FROM The Attic — For a Kinder, Cooler America
HARLEM — 2004 — It was “Showtime at the Apollo” and every act was on edge. Please the tough audience and you got applause, a chance to go further in the competition. Suck and you got booed off stage. Waiting their turn, Kevin Sylvester and Wilner Baptiste, fresh off a plane from Florida, listened in dismay as act after act drew resounding boos.
“We looked down at our violins and said, ‘What are we doin’ here?’”
Two guys. Two black dudes. Two stringed instruments linked to Mozart and Beethoven. A curious combo on any stage. “I look like I should be a linebacker,” Sylvester said. Baptiste could be auditioning for a Spike Lee movie. But put a violin in Sylvester’s hands, hand a viola to Baptiste, and the result is magic. The magic is “Black Violin.”

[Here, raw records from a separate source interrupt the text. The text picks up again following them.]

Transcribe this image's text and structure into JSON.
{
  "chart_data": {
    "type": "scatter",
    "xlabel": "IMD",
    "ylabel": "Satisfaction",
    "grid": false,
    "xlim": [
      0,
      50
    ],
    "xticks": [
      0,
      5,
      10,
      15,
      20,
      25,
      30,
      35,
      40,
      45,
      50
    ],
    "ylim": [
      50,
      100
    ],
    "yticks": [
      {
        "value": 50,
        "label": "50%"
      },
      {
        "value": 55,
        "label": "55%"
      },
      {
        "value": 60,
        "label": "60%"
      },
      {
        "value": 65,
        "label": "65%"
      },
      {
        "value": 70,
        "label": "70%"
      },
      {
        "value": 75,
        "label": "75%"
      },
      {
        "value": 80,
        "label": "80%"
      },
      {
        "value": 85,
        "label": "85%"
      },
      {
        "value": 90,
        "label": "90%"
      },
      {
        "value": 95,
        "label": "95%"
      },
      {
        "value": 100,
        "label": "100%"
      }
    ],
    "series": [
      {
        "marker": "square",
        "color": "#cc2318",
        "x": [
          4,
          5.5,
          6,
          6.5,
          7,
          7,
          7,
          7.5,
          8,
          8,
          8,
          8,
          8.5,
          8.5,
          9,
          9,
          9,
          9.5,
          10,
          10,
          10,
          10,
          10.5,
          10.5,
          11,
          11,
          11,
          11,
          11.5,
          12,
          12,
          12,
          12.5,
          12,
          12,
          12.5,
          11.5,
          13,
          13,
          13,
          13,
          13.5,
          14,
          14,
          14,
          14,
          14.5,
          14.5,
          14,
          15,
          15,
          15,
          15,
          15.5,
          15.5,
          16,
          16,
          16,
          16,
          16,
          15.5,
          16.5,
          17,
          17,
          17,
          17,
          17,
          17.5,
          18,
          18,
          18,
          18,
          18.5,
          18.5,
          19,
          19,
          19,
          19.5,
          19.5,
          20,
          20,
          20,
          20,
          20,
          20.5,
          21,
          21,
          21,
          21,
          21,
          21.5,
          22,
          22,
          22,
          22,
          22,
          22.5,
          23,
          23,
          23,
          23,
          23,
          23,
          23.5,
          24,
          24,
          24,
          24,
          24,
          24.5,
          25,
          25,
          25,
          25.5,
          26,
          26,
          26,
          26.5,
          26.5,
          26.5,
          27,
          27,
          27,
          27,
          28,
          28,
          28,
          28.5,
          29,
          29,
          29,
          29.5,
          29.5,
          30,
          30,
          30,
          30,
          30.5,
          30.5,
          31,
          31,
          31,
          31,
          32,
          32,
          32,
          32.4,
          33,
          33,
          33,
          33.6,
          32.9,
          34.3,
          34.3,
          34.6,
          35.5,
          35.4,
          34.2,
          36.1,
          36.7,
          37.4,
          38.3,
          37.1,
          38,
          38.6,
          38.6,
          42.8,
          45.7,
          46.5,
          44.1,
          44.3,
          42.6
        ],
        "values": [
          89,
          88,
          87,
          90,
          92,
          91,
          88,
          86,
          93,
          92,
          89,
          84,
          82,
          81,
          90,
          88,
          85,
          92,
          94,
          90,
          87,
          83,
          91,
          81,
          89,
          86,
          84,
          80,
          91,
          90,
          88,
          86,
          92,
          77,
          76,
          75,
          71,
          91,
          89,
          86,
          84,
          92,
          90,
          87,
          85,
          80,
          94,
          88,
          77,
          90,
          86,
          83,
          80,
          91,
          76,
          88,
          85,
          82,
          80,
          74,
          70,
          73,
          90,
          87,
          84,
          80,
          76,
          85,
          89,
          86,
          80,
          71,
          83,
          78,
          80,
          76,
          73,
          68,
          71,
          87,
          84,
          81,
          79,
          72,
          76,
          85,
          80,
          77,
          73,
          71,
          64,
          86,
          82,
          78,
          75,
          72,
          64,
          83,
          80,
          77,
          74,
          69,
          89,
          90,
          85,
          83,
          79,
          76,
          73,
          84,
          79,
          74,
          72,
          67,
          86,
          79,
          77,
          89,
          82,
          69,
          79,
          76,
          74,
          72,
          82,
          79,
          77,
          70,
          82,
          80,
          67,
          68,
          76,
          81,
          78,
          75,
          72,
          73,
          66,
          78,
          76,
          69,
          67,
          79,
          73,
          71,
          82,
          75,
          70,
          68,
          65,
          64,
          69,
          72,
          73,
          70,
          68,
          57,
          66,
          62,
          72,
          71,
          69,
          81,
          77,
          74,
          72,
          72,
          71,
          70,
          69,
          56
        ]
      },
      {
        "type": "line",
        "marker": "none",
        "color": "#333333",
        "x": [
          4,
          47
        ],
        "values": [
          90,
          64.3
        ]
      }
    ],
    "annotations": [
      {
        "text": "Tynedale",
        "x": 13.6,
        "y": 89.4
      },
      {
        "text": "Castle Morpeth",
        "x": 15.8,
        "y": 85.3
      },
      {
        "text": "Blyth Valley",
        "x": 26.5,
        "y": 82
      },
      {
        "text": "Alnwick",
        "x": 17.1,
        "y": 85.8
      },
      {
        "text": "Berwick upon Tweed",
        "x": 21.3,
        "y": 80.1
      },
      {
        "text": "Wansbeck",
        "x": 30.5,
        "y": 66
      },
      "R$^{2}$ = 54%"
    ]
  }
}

Stepping onstage at the Apollo, Kev Marcus (Sylvester) and Wil B (Baptiste) simply blew the audience away. Blending classical riffs with hip-hop, forging a style all their own, “Black Violin” did not just avoid boos. They won the competition and have been onstage ever since.
Two weeks after winning at the Apollo, “Black Violin” played the Billboard awards, backing hip-hop artist Alicia Keys. Next came years as the “string section” for assorted rappers. In 2008, they broke into their own with an album and a world tour that saw them open for Kanye West in Dubai and Jay-Z in Switzerland. Since then, they have played Super Bowls, Broadway, Obama’s second inaugural. . .
Not bad for a pair of reluctant kids steered toward string music in grammar school.
“I got into a little trouble in my neighborhood,” Sylvester recalled, “and my mom said she needed me to get into something. So she took me to Saturday morning violin class. Didn’t want to play it. I didn’t want to be the violinist in my neighborhood.”
Baptiste wanted to play the sax but “they put me in the wrong class. True story. I’m grateful for it. ‘Black Saxophone’ just doesn’t have the same ring to it.”
The two met at Dillard High School for the Performing Arts in Fort Lauderdale. There they studied Bach and Beethoven but between classes, listened to Tupac and Biggie. Sylvester earned first chair in the school orchestra, Baptiste second. And both earned full college scholarships. After graduation, they weren’t sure where to take their blend of hip-hop and Haydn. An orchestra? Clubs? The street?
Setting up a studio in Miami, they began devising hip-hop beats, inviting local artists to sample. As the beats went on, they took out their strings and went full fortissimo. “Whatever it is,” musicians said, “I want THAT.”
Club owners were a tougher sell. Two guys. Two black dudes. Violin and viola? Then one afternoon, the duo pulled their manager’s SUV in front of a club in South Beach. Setting up a sound system, they began flailing their bows. They were hired to play inside that night.
They might have been just a novelty, but Sylvester and Baptiste decided early on that “Black Violin” would not just be about the violin.
“At first, we leaned on the fact that we were different more than on our technique,” Sylvester said. “We wanted you to be confused. Later, we kept our core message, but with more gravitas, more seriousness. Not just be crazy and different, but really step it up and be badass violinists.”
Playing 200 annual concerts, “Black Violin” also reaches out to kids, performing for some 50,000 a year. Young audiences not known for embracing Bach and his boys leap to their feet. Baptist’s sweet voice blends with Sylvester’s strings, giving LudwigB and WolfgangM a larger message.
“We want to make sure that not only are they thinking about playing the violin or playing other instruments but that they think about what they can do differently in their lives. So whether they want to be scientists or lawyers or hockey stars, to make sure they’re thinking about doing it differently.”
And to help kids “do it differently,” the Black Violin Foundation offers scholarships and awards to young classical musicians.
Two guys. Two black dudes. Half a string quartet. Makes you want to kick the “stereo” out of stereotype. And in their song “Stereotype,” “Black Violin” does. After haunting strings, then upbeat riffs, voiceovers define “stereotype” and its dangers. Then Sylvester speaks:
“Mine is clear, mine is really easy. My Number One stereotype is — just because I’m six foot two, 260 pounds doesn’t mean you’re supposed to be afraid of me.”
Yet the typecasting, the profiling persist. “Black Violin” welcomes each chance to break each confining mold. “The reason I smile onstage,” Sylvester says in “Stereotype,” “is because I know I am completely crushing people’s perceptions of not only what a violin can do, what music can sound like, but also what a black man is capable of.”